Pero no podemos renunciar a incorporar a nuestro imaginario colectivo como sociedad dos realidades innegables. Por un lado, la clara derrota de los terroristas a manos de nuestro Estado de Derecho. Por otro lado, el recuerdo y el reconocimiento de tantas personas que sacrificaron los más valioso que tenían, su vida, para defender los derechos y las libertades de todos. Repetiremos cuantas veces sea necesario que en este país, sí, hubo quien decidió matar para obligarnos a sentir y a ver el mundo de una determinada manera, sí, quienes los jalearon y quienes callaron. Pero que hubo también quienes cada día lo arriesgaban todo para defender, no solo su propia visión del mundo, sino el derecho de todos los ciudadanos a tener y a expresar la suya propia. Estos dos elementos, la victoria de la democracia y el papel de nuestros héroes se erigen como imprescindibles pilares sobre los que asentar nuestra convivencia democrática.

Por último, la visión de futuro. El recuerdo de las víctimas, la denuncia de los asesinos y quienes impunemente les posibilitaron causar tanto mal, son mucho más que un imprescindible ejercicio de memoria o de justicia.

Son parte de una batalla por construir la sociedad vasca del futuro sobre unos cimientos claramente democráticos y respetuosos con las libertades y los derechos humanos. Porque de la manera en que el relato de nuestro pasado moldee nuestro imaginario colectivo, de la manera en que nos contemos a nosotros mismos lo que aquí pasó, depende la forma en la que configuraremos la sociedad del futuro. Si lo haremos dando preminencia a esos elementos prepolíticos y predemocráticos a lo que llamamos valores éticos, o si dejaremos la puerta abierta a que un determinado colectivo se sienta llamado por la historia a erigirse en depositarios de la voluntad de todos, y a colocar sus objetivos por encima de la vida de las personas.

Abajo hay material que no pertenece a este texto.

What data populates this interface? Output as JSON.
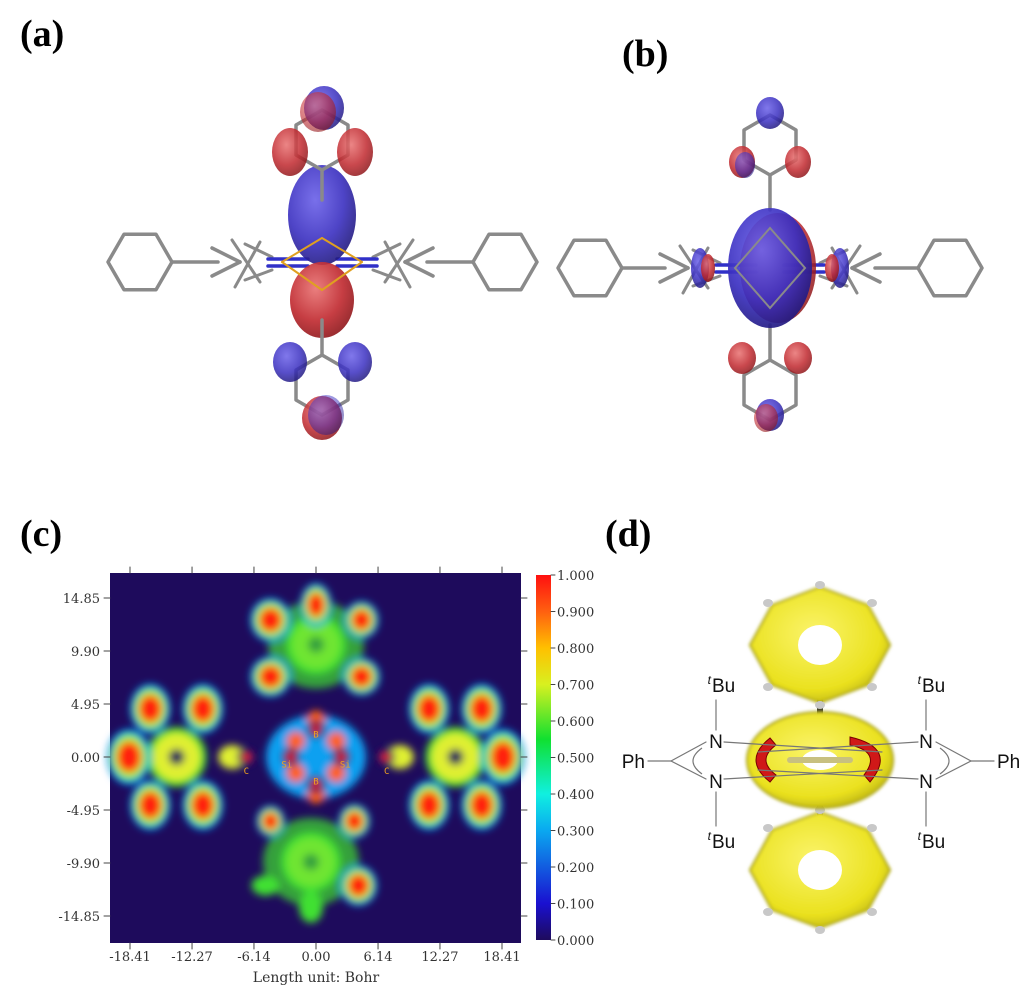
{
  "panels": {
    "a": {
      "label": "(a)"
    },
    "b": {
      "label": "(b)"
    },
    "c": {
      "label": "(c)"
    },
    "d": {
      "label": "(d)"
    }
  },
  "colors": {
    "lobe_positive": "#c0282e",
    "lobe_negative": "#3a2fc0",
    "bond": "#8a8a8a",
    "elf_background": "#1e0b5c",
    "acid_isosurface": "#f2ea2a",
    "current_arrow": "#d01818"
  },
  "chart_data": {
    "type": "heatmap",
    "xlabel": "Length unit: Bohr",
    "ylabel": "",
    "x_ticks": [
      "-18.41",
      "-12.27",
      "-6.14",
      "0.00",
      "6.14",
      "12.27",
      "18.41"
    ],
    "y_ticks": [
      "14.85",
      "9.90",
      "4.95",
      "0.00",
      "-4.95",
      "-9.90",
      "-14.85"
    ],
    "xlim": [
      -20.5,
      22.5
    ],
    "ylim": [
      -19.5,
      19.5
    ],
    "colorbar": {
      "ticks": [
        "1.000",
        "0.900",
        "0.800",
        "0.700",
        "0.600",
        "0.500",
        "0.400",
        "0.300",
        "0.200",
        "0.100",
        "0.000"
      ],
      "range": [
        0,
        1
      ],
      "colormap": "rainbow"
    },
    "atom_labels": [
      {
        "text": "B",
        "x": 0.0,
        "y": 2.2
      },
      {
        "text": "B",
        "x": 0.0,
        "y": -2.2
      },
      {
        "text": "Si",
        "x": -2.5,
        "y": -0.6
      },
      {
        "text": "Si",
        "x": 2.5,
        "y": -0.6
      },
      {
        "text": "C",
        "x": -6.9,
        "y": -1.2
      },
      {
        "text": "C",
        "x": 7.0,
        "y": -1.2
      }
    ]
  },
  "panel_d": {
    "tbu_prefix": "t",
    "tbu_text": "Bu",
    "n_label": "N",
    "ph_label": "Ph"
  }
}
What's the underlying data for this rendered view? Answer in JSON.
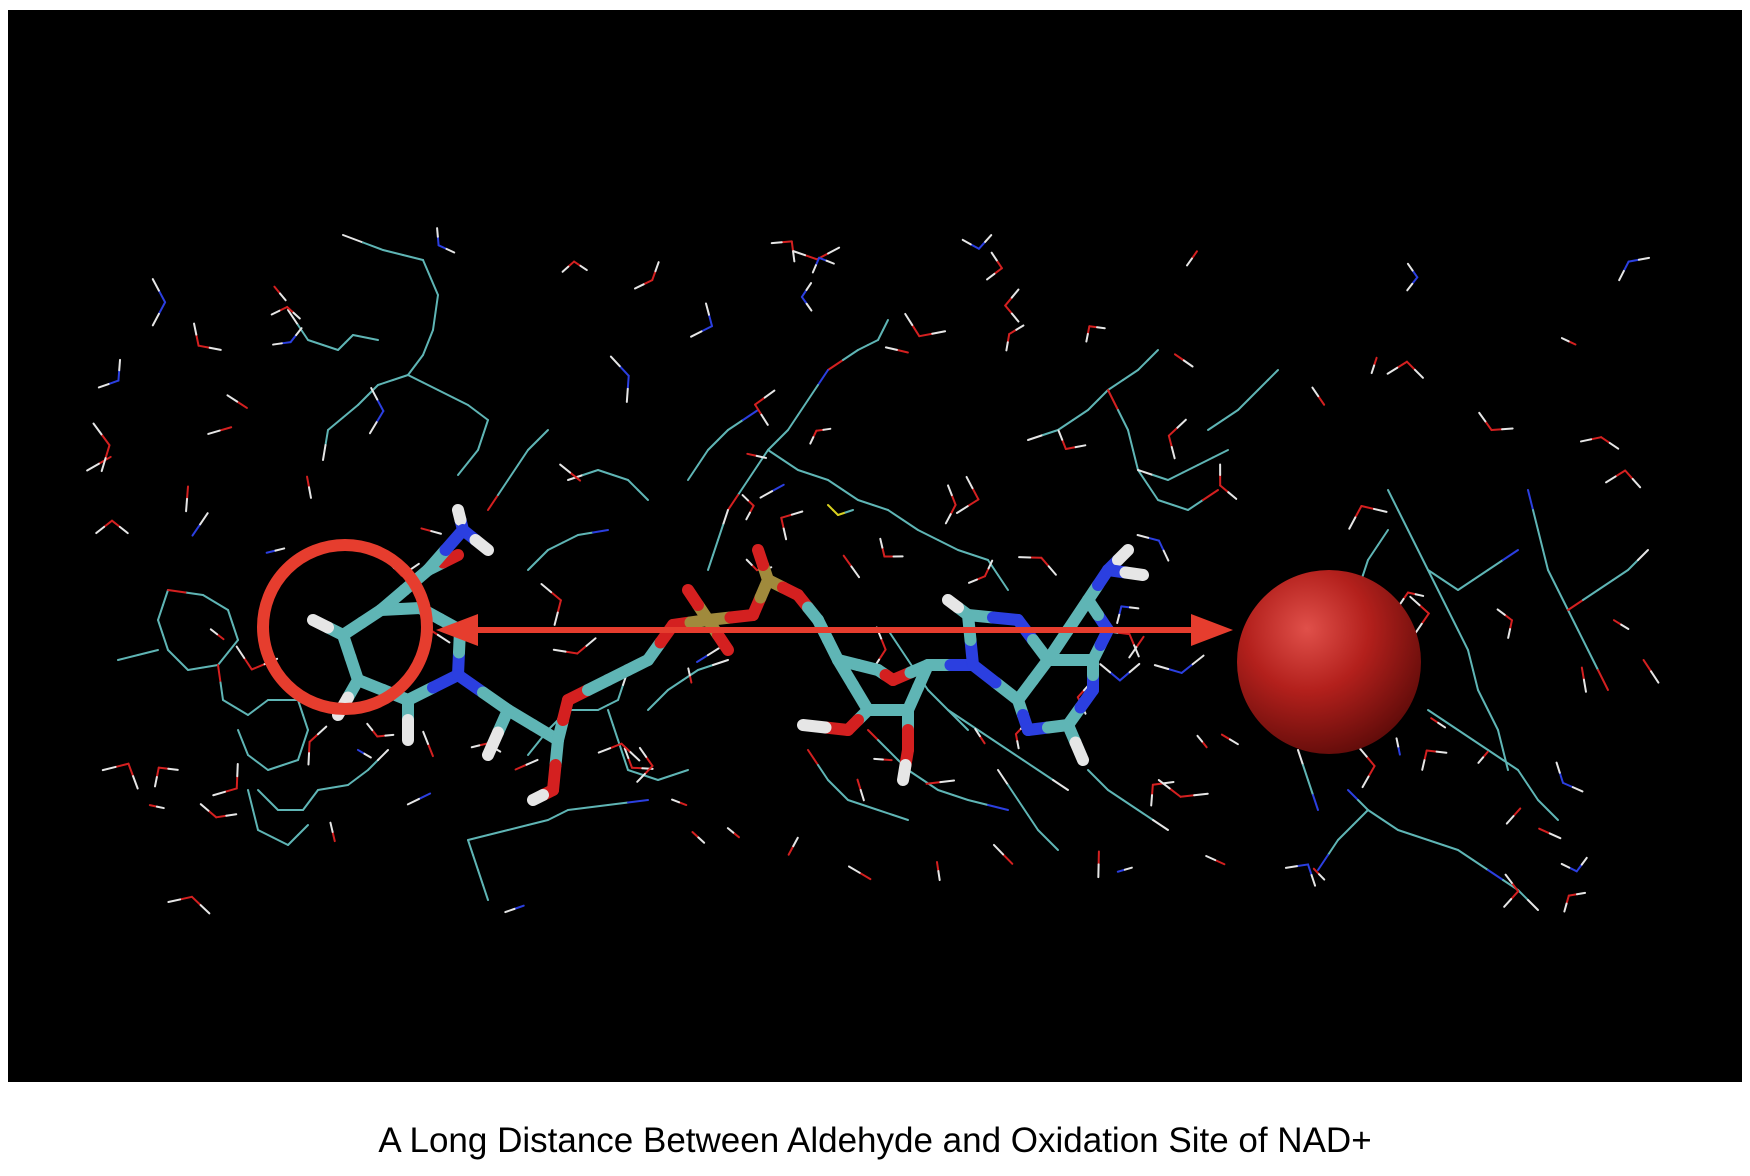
{
  "caption": "A Long Distance Between Aldehyde and Oxidation Site of NAD+",
  "colors": {
    "background": "#000000",
    "carbon": "#5fb5b5",
    "oxygen": "#d42020",
    "nitrogen": "#2b3fe0",
    "hydrogen": "#e6e6e6",
    "phosphorus": "#a08a3c",
    "sulfur": "#d8d020",
    "annotation": "#e63d2e"
  },
  "annotations": [
    {
      "kind": "circle-highlight",
      "meaning": "aldehyde-site"
    },
    {
      "kind": "double-arrow",
      "meaning": "long-distance"
    }
  ]
}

Por eso hoy, en Euskadi, debemos ser rebeldes. Para decir no a tanta miseria moral, pero también porque cuanto más pequeño hagamos ese reducto de miseria más espacio habrá para construir una sociedad sustentada en valores éticos y democráticos.

Debemos esta lucha a quienes tanto arriesgaron en el pasado, pero también se la debemos a quienes vendrán después.


Víctor Trimiño es Secretario General de las Juventudes Socialistas de Euskadi y concejal del PSE-EE en Galdácano.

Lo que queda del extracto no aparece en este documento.